Para trabalhadores e economistas, reforma da Previdência pode empobrecer o interior
Para os representantes dos trabalhadores rurais, a reforma da Previdência proposta pelo governo federal “é incompatível” com a economia da agricultura familiar e gerará exclusão social, empobrecimento e desemprego em amplas regiões no interior do país, podendo contribuir para a ocorrência de um novo êxodo rural. Eles participaram, nesta segunda-feira (5), de audiência pública na Comissão de Direitos Humanos e Legislação participativa (CDH) que discutiu os impactos da reforma da Previdência sobre os trabalhadores rurais.
Uma das participantes da audiência, Juliane Schneider, pequena agricultora na cidade de Selbach (RS), postou um vídeo nas redes sociais convidando parlamentares a “passarem pelo menos um mês trabalhando na roça” antes de votarem a reforma.
Para ela, a proposta (PEC 287/2016 – ainda em análise na Câmara dos Deputados) prejudica os trabalhadores da agricultura familiar, que ela vê como um dos “alicerces do país”. Um dos pontos mais criticados pela trabalhadora é o que estabelece contribuições mensais individuais por parte de cada trabalhador no setor.
– Isso vai totalmente contra a lógica da nossa atividade, sujeita o tempo todo a sazonalidades, a intempéries climáticas que afetam diretamente a produção e ao caráter coletivo que possui o trabalho na roça – disse Juliane, ressaltando também que a medida afeta o acesso à renda e cria uma dificuldade estrutural para a sucessão familiar, ao dificultar as aposentadorias.
Pequenas cidades prejudicadas
Para Edjane Silva, da Confederação Nacional dos Trabalhadores na Agricultura (Contag), o objetivo não-declarado do governo é “desmontar”, e não reformar o modelo de aposentadoria rural vigente no país.
A proposta também foi muito criticada pelo economista Alexandre Arbex, do Instituto de Pesquisa Econômica Aplicada (Ipea), para quem o governo ignora deliberadamente o teor de política pública redistributiva que a Previdência rural possui, focando exclusivamente no debate fiscal de forma “manipuladora”.
– A aposentadoria rural tem um impacto gigantesco em 80% das cidades brasileiras, na geração de empregos, renda e negócios em municípios com até 50.000 habitantes. A reforma como está vai afetar muito a economia nessas cidades, por meio da diminuição do acesso à renda por parte de dezenas de milhões de trabalhadores – afirmou Arbex, lembrando ainda que as injeções de recursos fruto da Previdência supera o Fundo de Participação de Municípios (FPM) nessas localidades.
O economista também entende que o modelo de contribuições mensais individuais “é incompatível” com o trabalho rural, e que as regras especiais vigentes para o setor, como uma idade mínima menor, são justificáveis devido à penosidade da lida diária durante anos nessa área e pelo fato de começarem a trabalhar ainda muito jovens.

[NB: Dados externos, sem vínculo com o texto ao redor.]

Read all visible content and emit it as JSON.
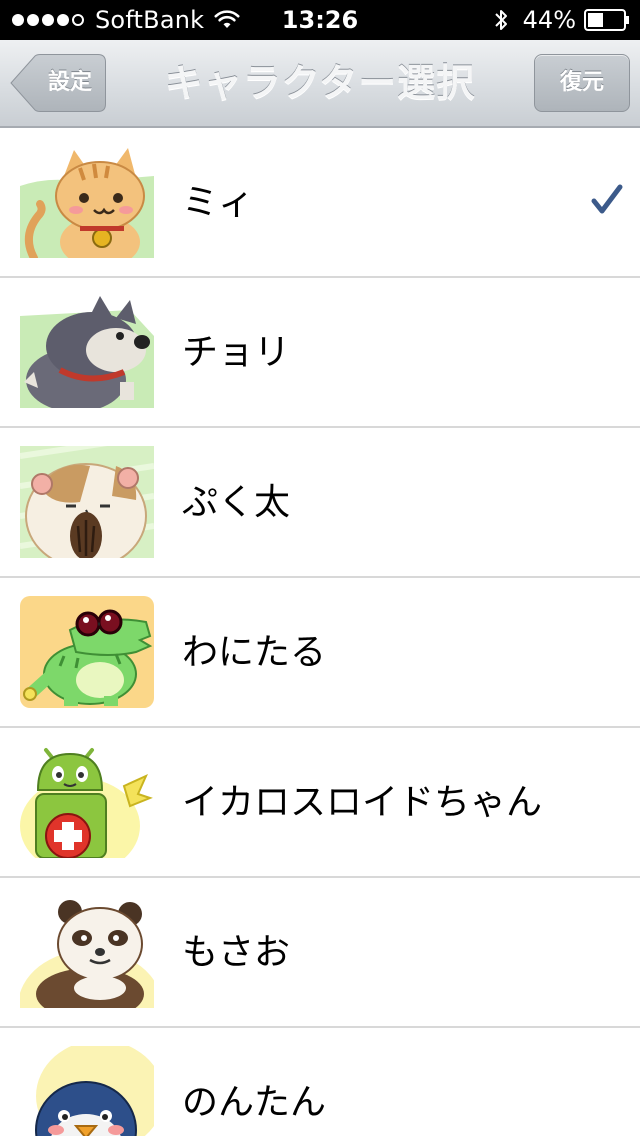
{
  "status_bar": {
    "carrier": "SoftBank",
    "signal_bars_filled": 4,
    "signal_bars_total": 5,
    "time": "13:26",
    "battery_percent": "44%",
    "battery_level": 0.44
  },
  "nav": {
    "back_label": "設定",
    "title": "キャラクター選択",
    "restore_label": "復元"
  },
  "characters": [
    {
      "name": "ミィ",
      "icon": "cat-icon",
      "selected": true
    },
    {
      "name": "チョリ",
      "icon": "dog-icon",
      "selected": false
    },
    {
      "name": "ぷく太",
      "icon": "hamster-icon",
      "selected": false
    },
    {
      "name": "わにたる",
      "icon": "crocodile-icon",
      "selected": false
    },
    {
      "name": "イカロスロイドちゃん",
      "icon": "android-icon",
      "selected": false
    },
    {
      "name": "もさお",
      "icon": "panda-icon",
      "selected": false
    },
    {
      "name": "のんたん",
      "icon": "penguin-icon",
      "selected": false
    }
  ],
  "colors": {
    "checkmark": "#3c5a8a",
    "status_bar_bg": "#000000",
    "nav_bar_bg": "#d9dde1"
  }
}
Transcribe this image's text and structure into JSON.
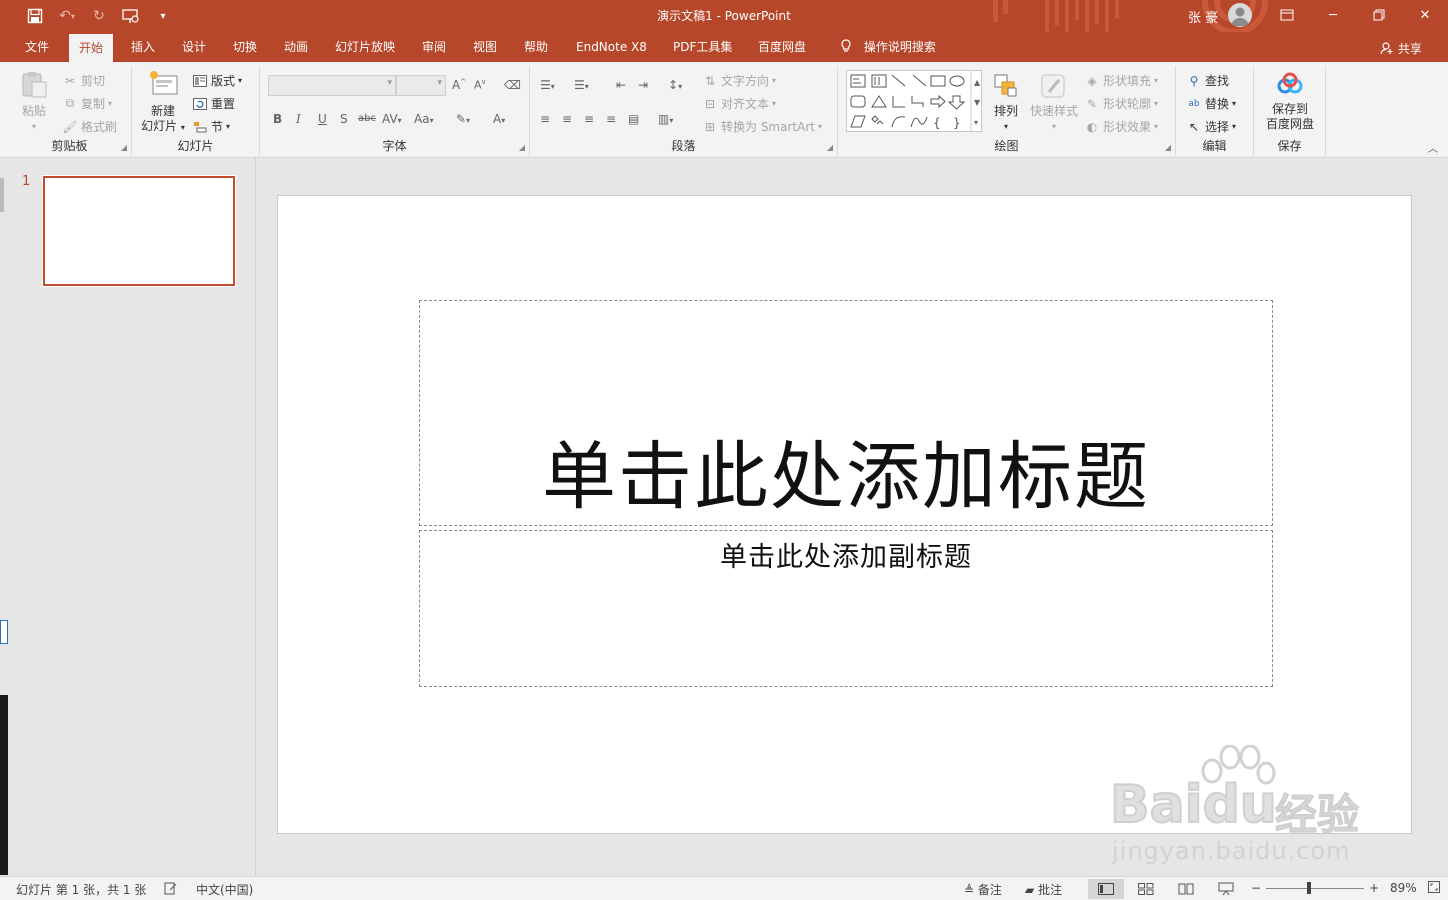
{
  "window": {
    "title": "演示文稿1  -  PowerPoint",
    "user": "张 豪"
  },
  "qat": {
    "save_icon": "save-icon",
    "undo_icon": "undo-icon",
    "redo_icon": "redo-icon",
    "present_icon": "present-icon"
  },
  "tabs": [
    "文件",
    "开始",
    "插入",
    "设计",
    "切换",
    "动画",
    "幻灯片放映",
    "审阅",
    "视图",
    "帮助",
    "EndNote X8",
    "PDF工具集",
    "百度网盘",
    "操作说明搜索"
  ],
  "share": "共享",
  "ribbon": {
    "clipboard": {
      "label": "剪贴板",
      "paste": "粘贴",
      "cut": "剪切",
      "copy": "复制",
      "format_painter": "格式刷"
    },
    "slides": {
      "label": "幻灯片",
      "new_slide_1": "新建",
      "new_slide_2": "幻灯片",
      "layout": "版式",
      "reset": "重置",
      "section": "节"
    },
    "font": {
      "label": "字体"
    },
    "paragraph": {
      "label": "段落",
      "text_direction": "文字方向",
      "align_text": "对齐文本",
      "smartart": "转换为 SmartArt"
    },
    "drawing": {
      "label": "绘图",
      "arrange": "排列",
      "quick_styles": "快速样式",
      "shape_fill": "形状填充",
      "shape_outline": "形状轮廓",
      "shape_effects": "形状效果"
    },
    "editing": {
      "label": "编辑",
      "find": "查找",
      "replace": "替换",
      "select": "选择"
    },
    "save": {
      "label": "保存",
      "save_to_1": "保存到",
      "save_to_2": "百度网盘"
    }
  },
  "thumbnails": [
    {
      "number": "1"
    }
  ],
  "slide": {
    "title_placeholder": "单击此处添加标题",
    "subtitle_placeholder": "单击此处添加副标题"
  },
  "watermark": {
    "brand": "Bai",
    "brand2": "du",
    "brand_cn": "经验",
    "url": "jingyan.baidu.com"
  },
  "status": {
    "slide_info": "幻灯片 第 1 张，共 1 张",
    "language": "中文(中国)",
    "notes": "备注",
    "comments": "批注",
    "zoom": "89%"
  },
  "colors": {
    "accent": "#b7472a",
    "ribbon_bg": "#f3f3f3"
  }
}
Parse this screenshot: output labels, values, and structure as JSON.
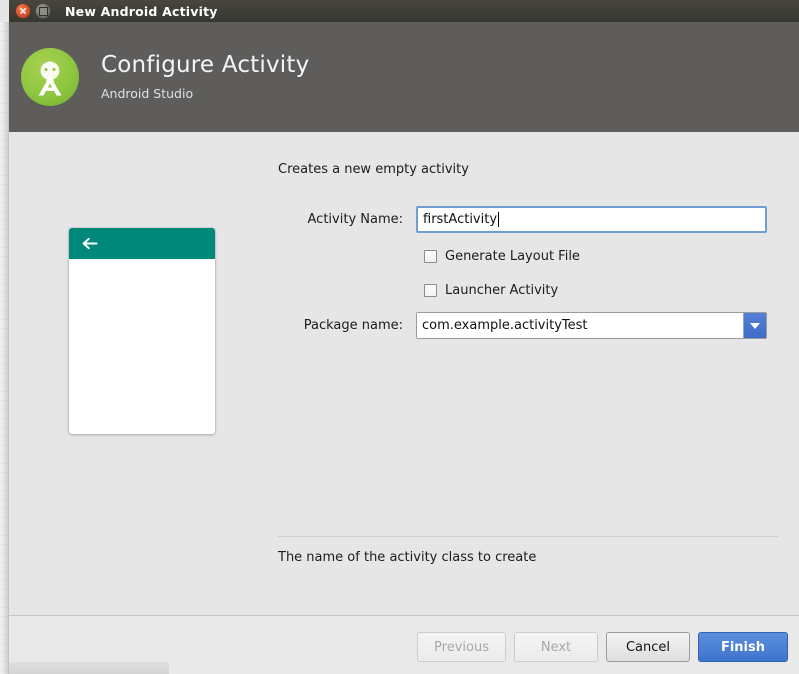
{
  "window": {
    "title": "New Android Activity",
    "close_icon": "close-circle-icon",
    "maximize_icon": "maximize-square-icon"
  },
  "header": {
    "title": "Configure Activity",
    "subtitle": "Android Studio",
    "logo_icon": "android-studio-logo-icon",
    "background_color": "#5e5d5c"
  },
  "preview": {
    "back_icon": "back-arrow-icon",
    "appbar_color": "#00897b",
    "body_color": "#ffffff"
  },
  "form": {
    "description": "Creates a new empty activity",
    "activity_name": {
      "label": "Activity Name:",
      "value": "firstActivity",
      "placeholder": "",
      "focused": true,
      "focus_color": "#6f9fd0"
    },
    "generate_layout_file": {
      "label": "Generate Layout File",
      "checked": false
    },
    "launcher_activity": {
      "label": "Launcher Activity",
      "checked": false
    },
    "package_name": {
      "label": "Package name:",
      "value": "com.example.activityTest",
      "dropdown_icon": "chevron-down-icon",
      "dropdown_color": "#4373cc"
    }
  },
  "help": {
    "text": "The name of the activity class to create"
  },
  "footer": {
    "buttons": [
      {
        "label": "Previous",
        "state": "disabled"
      },
      {
        "label": "Next",
        "state": "disabled"
      },
      {
        "label": "Cancel",
        "state": "normal"
      },
      {
        "label": "Finish",
        "state": "primary"
      }
    ]
  }
}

– É só observar os dados oficiais da Pesquisa Nacional de Saúde, que fica nítido o que décadas de trabalho na roça provoca nessas pessoas – afirmou, reforçando que parcela significativa começa a trabalhar com menos de 15 anos de idade.
Mulheres e jovens prejudicados
O modelo de contribuições mensais individuais também foi criticado por Jordana Ávila, do Movimento dos Trabalhadores Rurais Sem Terra (MST), o que deverá levar à exclusão de dezenas de milhões de trabalhadores do sistema, especialmente mulheres e jovens, segundo avalia o movimento.
– O governo não demonstra ter o menor respeito pela agricultura familiar e o teor coletivo desta atividade. Como as produções são sazonais, não vai dar pra recolher pra toda a família. A tendência vai ser priorizar o pai – diz a representante do MST, outra que prevê um novo êxodo rural e até mesmo a queda na produção de alimentos caso a reforma seja aprovada.
O economista Guilherme Delgado, assessor da Conferência Nacional dos Bispos do Brasil (CNBB), alertou ainda que ao contrário do que estaria sendo noticiado em alguns setores da mídia, o texto continua prevendo um tempo mínimo de 25 anos de contribuições mensais para os trabalhadores rurais.
– Essa regra perversa permanece de forma escamoteada, e pretende acabar com a aposentadoria rural. Tem de fato um artigo prevendo 15 anos de contribuições mensais para a aposentadoria, mas em seguida prevê seis contribuições a cada ano até o limite de 240 meses, a partir do terceiro ano da vigência – denunciou o economista.
Jane Berwanger, do Instituto Brasileiro de Direito Previdenciário (IBDP), considerou ainda “contraditório” o fato do governo estar anistiando dezenas de bilhões de reais de dívidas nesta área, em negociações com a bancada ruralista e com governadores e prefeitos, ao mesmo tempo em que garante que seu objetivo é “sanear as contas da Previdência”.